Today’s section comes from what is known as Third Isaiah, which was written and preached perhaps 510-515 years before Christ by a prophet who followed the tradition of Isaiah.   Unlike First Isaiah, its visions and proclamations do not describe a Hebrew people comfortably ensconced in Jerusalem and the temple, as do the first thirty-nine chapters.  Unlike Second Isaiah, they do not assume that the Jewish people are shattered in the Babylonian exile, like chapters forty through fifty-five. The context of the last ten chapters is clear: the Hebrew people are back in their land.

They’d been given the opportunity to rebuild is their whole culture, after it was almost wiped from the face of the earth in by Babylonian Empire. After Babylon was defeated by Persia, the Hebrew people were encouraged by Cyrus of Persia to return to their ancestral lands. They were filled with hope at the prospect of return.  All they’d have to do is set up shop again, and all would be well.
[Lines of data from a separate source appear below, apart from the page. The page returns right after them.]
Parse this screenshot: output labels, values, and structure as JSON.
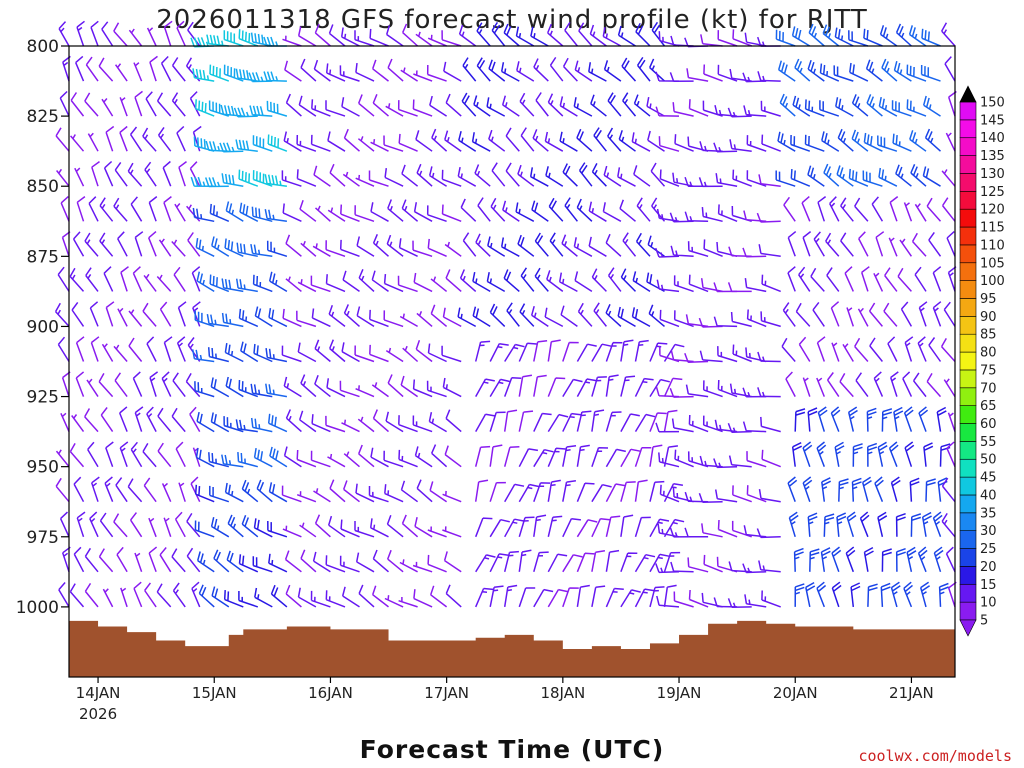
{
  "chart_data": {
    "type": "wind-barb-time-height",
    "title": "2026011318 GFS forecast wind profile (kt) for RJTT",
    "xlabel": "Forecast Time (UTC)",
    "ylabel": "",
    "credit": "coolwx.com/models",
    "units": "kt",
    "y_axis": {
      "range": [
        800,
        1025
      ],
      "inverted": true,
      "ticks": [
        800,
        825,
        850,
        875,
        900,
        925,
        950,
        975,
        1000
      ]
    },
    "x_axis": {
      "range_hours_since_20260113_18z": [
        0,
        183
      ],
      "ticks": [
        {
          "label": "14JAN",
          "sub": "2026",
          "hour": 6
        },
        {
          "label": "15JAN",
          "sub": "",
          "hour": 30
        },
        {
          "label": "16JAN",
          "sub": "",
          "hour": 54
        },
        {
          "label": "17JAN",
          "sub": "",
          "hour": 78
        },
        {
          "label": "18JAN",
          "sub": "",
          "hour": 102
        },
        {
          "label": "19JAN",
          "sub": "",
          "hour": 126
        },
        {
          "label": "20JAN",
          "sub": "",
          "hour": 150
        },
        {
          "label": "21JAN",
          "sub": "",
          "hour": 174
        }
      ]
    },
    "pressure_levels": [
      800,
      812.5,
      825,
      837.5,
      850,
      862.5,
      875,
      887.5,
      900,
      912.5,
      925,
      937.5,
      950,
      962.5,
      975,
      987.5,
      1000
    ],
    "time_step_hours": 3,
    "surface_pressure_hpa": [
      {
        "hour": 0,
        "p": 1005
      },
      {
        "hour": 6,
        "p": 1007
      },
      {
        "hour": 12,
        "p": 1009
      },
      {
        "hour": 18,
        "p": 1012
      },
      {
        "hour": 24,
        "p": 1014
      },
      {
        "hour": 30,
        "p": 1014
      },
      {
        "hour": 33,
        "p": 1010
      },
      {
        "hour": 36,
        "p": 1008
      },
      {
        "hour": 45,
        "p": 1007
      },
      {
        "hour": 54,
        "p": 1008
      },
      {
        "hour": 60,
        "p": 1008
      },
      {
        "hour": 66,
        "p": 1012
      },
      {
        "hour": 75,
        "p": 1012
      },
      {
        "hour": 84,
        "p": 1011
      },
      {
        "hour": 90,
        "p": 1010
      },
      {
        "hour": 96,
        "p": 1012
      },
      {
        "hour": 102,
        "p": 1015
      },
      {
        "hour": 108,
        "p": 1014
      },
      {
        "hour": 114,
        "p": 1015
      },
      {
        "hour": 120,
        "p": 1013
      },
      {
        "hour": 126,
        "p": 1010
      },
      {
        "hour": 132,
        "p": 1006
      },
      {
        "hour": 138,
        "p": 1005
      },
      {
        "hour": 144,
        "p": 1006
      },
      {
        "hour": 150,
        "p": 1007
      },
      {
        "hour": 162,
        "p": 1008
      },
      {
        "hour": 174,
        "p": 1008
      },
      {
        "hour": 183,
        "p": 1006
      }
    ],
    "wind_regimes": [
      {
        "start_hour": 0,
        "end_hour": 30,
        "levels": [
          800,
          1000
        ],
        "speed_kt": 10,
        "direction_deg": 330
      },
      {
        "start_hour": 30,
        "end_hour": 48,
        "levels": [
          800,
          850
        ],
        "speed_kt": 40,
        "direction_deg": 280
      },
      {
        "start_hour": 30,
        "end_hour": 48,
        "levels": [
          850,
          950
        ],
        "speed_kt": 25,
        "direction_deg": 290
      },
      {
        "start_hour": 30,
        "end_hour": 48,
        "levels": [
          950,
          1000
        ],
        "speed_kt": 20,
        "direction_deg": 300
      },
      {
        "start_hour": 48,
        "end_hour": 84,
        "levels": [
          800,
          1000
        ],
        "speed_kt": 10,
        "direction_deg": 300
      },
      {
        "start_hour": 84,
        "end_hour": 126,
        "levels": [
          800,
          900
        ],
        "speed_kt": 15,
        "direction_deg": 310
      },
      {
        "start_hour": 84,
        "end_hour": 126,
        "levels": [
          900,
          1000
        ],
        "speed_kt": 12,
        "direction_deg": 20
      },
      {
        "start_hour": 126,
        "end_hour": 150,
        "levels": [
          800,
          1000
        ],
        "speed_kt": 12,
        "direction_deg": 280
      },
      {
        "start_hour": 150,
        "end_hour": 183,
        "levels": [
          800,
          850
        ],
        "speed_kt": 25,
        "direction_deg": 300
      },
      {
        "start_hour": 150,
        "end_hour": 183,
        "levels": [
          850,
          925
        ],
        "speed_kt": 10,
        "direction_deg": 330
      },
      {
        "start_hour": 150,
        "end_hour": 183,
        "levels": [
          925,
          1000
        ],
        "speed_kt": 22,
        "direction_deg": 350
      }
    ],
    "colorbar": {
      "ticks": [
        5,
        10,
        15,
        20,
        25,
        30,
        35,
        40,
        45,
        50,
        55,
        60,
        65,
        70,
        75,
        80,
        85,
        90,
        95,
        100,
        105,
        110,
        115,
        120,
        125,
        130,
        135,
        140,
        145,
        150
      ],
      "colors": [
        "#8a1cf0",
        "#6618f2",
        "#2a18e6",
        "#1a44e8",
        "#1a66ee",
        "#1a88f2",
        "#14a8f0",
        "#10c8e0",
        "#10e0c0",
        "#14e884",
        "#18e840",
        "#40ec10",
        "#90f010",
        "#c8f414",
        "#f4f414",
        "#f4e014",
        "#f4c414",
        "#f4a812",
        "#f48c10",
        "#f4700e",
        "#f4500c",
        "#f4300c",
        "#f40c0c",
        "#f40c3c",
        "#f40c6c",
        "#f40c9c",
        "#f40cc8",
        "#f40ce8",
        "#e00cf4"
      ],
      "under_color": "#8a1cf0",
      "over_color": "#000000"
    }
  }
}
The people returned thinking that things were going to be easy, and things were the farthest thing from easy. Life upon their return was a struggle from day to day. The bricks that had been smashed from the walls of Jerusalem did not leap up on their own and autonomously reassemble themselves into Zion Gardens Condos and Suites.

It was hard. It seemed hopeless. And there’s a funny thing about hopelessness.  It tends to bring out the worst in human beings.  Rather than pulling together, and working towards a common goal of rebuilding, we can begin to prey upon one another.  This, as evidenced by the prophet’s condemnation, is precisely what happened as they attempted to rebuild Judah.  For some, the time of rebuilding was a time to profit.  Whenever you find yourself rebuilding, when the system has been smashed and you’re trying to epoxy together a new way of life from the rubble, there are opportunities to do well.  For others?

Those who fell out on the margins of the society...the poor, the foreign, the different, well...things did not go so well for them.  Because, being weak and vulnerable, they became perfect targets for those who were in a position to take advantage.

Isaiah’s story of the rebuilding is full of evidence of this dark form of human relating.  Though the Torah and the heart of God’s covenant with the people of Israel was meant to hold people together.  It was meant to prevent the kind of wild devouring imbalance that turns the heart of any culture towards the bright suffocating blight of injustice.  That love of power is what had broken Judah in the first place, and here, with an opportunity to rebuild, human beings were making that same old pattern of mistakes again.

But the word from God that Isaiah proclaimed defied that despair, and challenged that cycle of oppression. It was a word of intense hope, a word that comes directly from the prophet’s sense of being anointed with the Spirit of the Living God. It’s a word of intense confidence in the power of God to work through his people to bring about restoration.

What is striking, though, is how that statement of hope is qualified.  If you do this, then this is likely to happen.  The Creator of the Universe isn’t saying through Isaiah: I will do this, guaranteed.  Instead, God is saying:  If you do this, I will likely do that.

The “recipe” for this?  The “program” for this?  As set out in this passage, it’s twofold:  1) care for those who are in need, and 2) take a sabbath from greed and self seeking.

If you are merciful, kind, gracious, and compassionate, your society will flourish.  Your just and gracious actions create the likelihood that the world around you will be bent towards both justice and graciousness.

It’s not precise, not mechanical, not quite as straightforward as we might hope.  

But in times when things seem broken, it is the place to begin.

Let that be so, for you and for me, AMEN.